Il bronzi di San Casciano dei Bagni

Un antico sito termale

Siamo nel V secolo dopo Cristo, a metà strada tra il lago di Bolsena e il lago Trasimeno, appena dentro i confini toscani. Qualcuno, per qualche motivo, decide di sigillare con grandi colonne di pietra l’accesso ad un luogo fino ad allora importantissimo. Un centro termale e curativo, dove le tante vasche piene d’acqua tra i 38 e i 42 gradi garantivano cure e ristoro agli abitanti di tutta la zona, ma non solo.

Oltre alle piscine terrazzate, il luogo era anche costellato di altari, fontane e statue votive, a testimonianza di un forte valore spirituale e divino. Quel giorno di circa 1500 anni fa, quel luogo venne chiuso per sempre, lasciando custoditi nell’acqua tutti i suoi segreti. Almeno fino ad oggi

La scoperta

Corriamo rapidamente attraverso la storia, fino al 2021. Siamo a San Casciano dei Bagni, in provincia di Siena. Poco alla volta iniziano a comparire dal terreno diversi reperti che attirano subito l’attenzione degli addetti ai lavori. Non ci volle molto a capire che si aveva per le mani un luogo unico, in grado di riservare molte sorprese. Quello che forse non ci si aspettava era che addirittura si stava per riscrivere la storia.

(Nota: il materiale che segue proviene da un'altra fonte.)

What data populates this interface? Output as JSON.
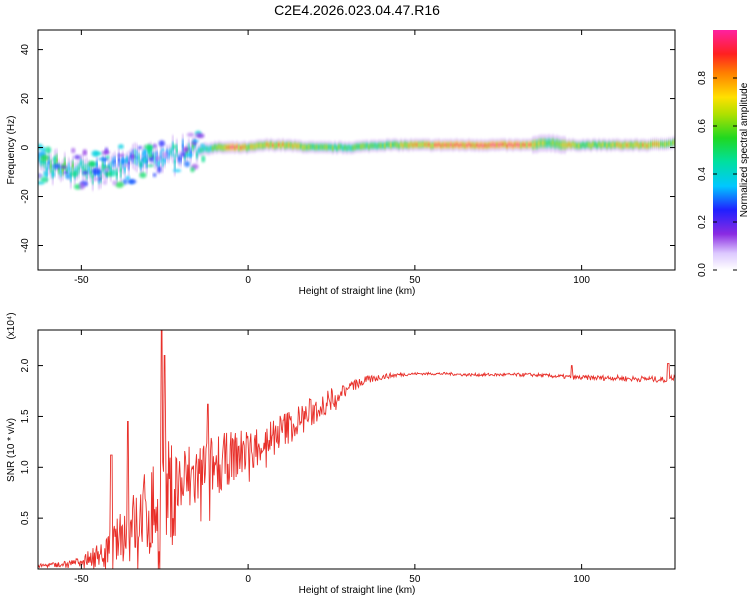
{
  "title": "C2E4.2026.023.04.47.R16",
  "colors": {
    "snr_line": "#e8302a",
    "axis": "#000000",
    "background": "#ffffff"
  },
  "chart_data": [
    {
      "type": "heatmap",
      "xlabel": "Height of straight line (km)",
      "ylabel": "Frequency (Hz)",
      "xlim": [
        -63,
        128
      ],
      "ylim": [
        -50,
        48
      ],
      "xticks": [
        -50,
        0,
        50,
        100
      ],
      "yticks": [
        -40,
        -20,
        0,
        20,
        40
      ],
      "grid": false,
      "colorbar": {
        "label": "Normalized spectral amplitude",
        "range": [
          0,
          1
        ],
        "ticks": [
          "0.0",
          "0.2",
          "0.4",
          "0.6",
          "0.8"
        ]
      },
      "ridge": {
        "x": [
          -63,
          -55,
          -50,
          -45,
          -40,
          -35,
          -30,
          -25,
          -20,
          -15,
          -10,
          -5,
          0,
          5,
          10,
          20,
          30,
          40,
          50,
          60,
          70,
          80,
          85,
          90,
          95,
          100,
          110,
          120,
          128
        ],
        "frequency": [
          -7,
          -8,
          -9,
          -10,
          -8,
          -6,
          -5,
          -4,
          -2,
          -1,
          0,
          0,
          0,
          1,
          1,
          0,
          0,
          1,
          1,
          1,
          1,
          1,
          1,
          2,
          1,
          1,
          1,
          1,
          2
        ],
        "amplitude": [
          0.45,
          0.5,
          0.45,
          0.4,
          0.4,
          0.35,
          0.35,
          0.35,
          0.4,
          0.45,
          0.55,
          0.9,
          0.7,
          0.75,
          0.8,
          0.6,
          0.55,
          0.6,
          0.75,
          0.9,
          0.95,
          0.95,
          0.8,
          0.55,
          0.75,
          0.6,
          0.7,
          0.8,
          0.6
        ]
      }
    },
    {
      "type": "line",
      "xlabel": "Height of straight line (km)",
      "ylabel": "SNR (10 * v/v)",
      "y_multiplier": "(x10⁴)",
      "xlim": [
        -63,
        128
      ],
      "ylim": [
        0,
        2.35
      ],
      "xticks": [
        -50,
        0,
        50,
        100
      ],
      "yticks": [
        "0.5",
        "1.0",
        "1.5",
        "2.0"
      ],
      "grid": false,
      "series": [
        {
          "trend_x": [
            -63,
            -55,
            -50,
            -45,
            -40,
            -35,
            -30,
            -25,
            -20,
            -15,
            -10,
            -5,
            0,
            5,
            10,
            15,
            20,
            25,
            30,
            35,
            40,
            45,
            50,
            55,
            60,
            65,
            70,
            75,
            80,
            85,
            90,
            95,
            100,
            105,
            110,
            115,
            120,
            125,
            128
          ],
          "trend_y": [
            0.03,
            0.05,
            0.08,
            0.14,
            0.25,
            0.4,
            0.55,
            0.7,
            0.82,
            0.93,
            1.02,
            1.1,
            1.18,
            1.26,
            1.36,
            1.45,
            1.56,
            1.68,
            1.78,
            1.85,
            1.89,
            1.91,
            1.92,
            1.92,
            1.92,
            1.91,
            1.91,
            1.91,
            1.91,
            1.91,
            1.9,
            1.89,
            1.88,
            1.88,
            1.88,
            1.87,
            1.87,
            1.86,
            1.89
          ],
          "noise_x": [
            -63,
            -50,
            -40,
            -30,
            -25,
            -20,
            -10,
            0,
            10,
            20,
            30,
            40,
            50,
            90,
            100,
            128
          ],
          "noise_amp": [
            0.03,
            0.06,
            0.35,
            0.8,
            1.0,
            0.7,
            0.5,
            0.35,
            0.3,
            0.25,
            0.1,
            0.05,
            0.02,
            0.03,
            0.04,
            0.05
          ],
          "peaks": [
            {
              "x": -41,
              "y": 1.12
            },
            {
              "x": -36,
              "y": 1.45
            },
            {
              "x": -26,
              "y": 2.35
            },
            {
              "x": -25,
              "y": 2.1
            },
            {
              "x": -12,
              "y": 1.62
            },
            {
              "x": 97,
              "y": 2.0
            },
            {
              "x": 126,
              "y": 2.02
            }
          ]
        }
      ]
    }
  ]
}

È Il team guidato dall’archeologo ed estruscolo Jacopo Tabolli a tentare la scommessa, con la complicità della sindaca di San Casciano, Agnese Carletti, che ha garantito fondi e fiducia al team di ricerca, nella speranza di risollevare il turismo di un piccolo paese che conta circa 1500 persone e che sta affrontando il tipico spopolamento dei piccoli centri abitati.

Un vero e proprio tesoro

La ricompensa è stata immensa: 24 statue di bronzo perfettamente conservate dal fango, uno dei più importanti ritrovamenti in tal senso di tutta l’area mediterranea, come lo ha definito il direttore generale dei Musei del ministero dei Beni culturali, Massimo Osanna. Oltre alle statue, sono state rinvenute tantissime monete ed offerte di ogni tipo, comprese offerte vegetali. Non si assisteva ad un ritrovamento simile da quando furono ripescati dal mare i bronzi di Riace nel lontano 1972, durante una battuta di pesca subacquea al largo di Riace Marina, in provincia di Reggio Calabria.

Un vero e proprio tesoro, che sarà ospitato, dopo un accurato restauro, all’interno di un apposito museo-laboratorio. L’area è inoltre destinata a divenire un parco archeologico, in grado attrarre visitatori da tutto il mondo. L’incredibile ritrovamento ha insomma dato il via ad un progetto molto ambizioso, un polo di ricerca internazionale nel cuore del centro Italia.

Un team d’eccezione

Proprio per la grande varietà di reperti e per la grande complessità della struttura, sono stati coinvolti circa 60 esperti di diverse discipline: dagli architetti agli archeobotanici, dai numismatici agli esperti di epigrafia. Nulla è lasciato al caso in quello che è uno dei più esaustivi team di ricerca degli ultimi anni.

Quello che sembra essere a tutti gli effetti un santuario etrusco-romano, da una prima stima sembra fosse attivo già dal II secolo a.C., per poi essere dismesso in epoca cristiana nel V secolo d.C. L’unicità di questo sito risiede anche nel fatto che ci è possibile ricostruirne la storia attraverso i secoli con molta precisione, soprattutto se paragonato ad altre scoperte, altrettanto importanti, ma prive di contesto storico.

Le numerose iscrizioni etrusche, inoltre, ci aiuteranno a far luce su quella che è una popolazione ancora in parte avvolta nel mistero, i cui trascorsi risultano sfumati e spesso oscurati dalla fiorente civiltà romana, da cui furono infine assorbiti all’incirca nel I secolo d.C., non prima di averne largamente influenzato la cultura.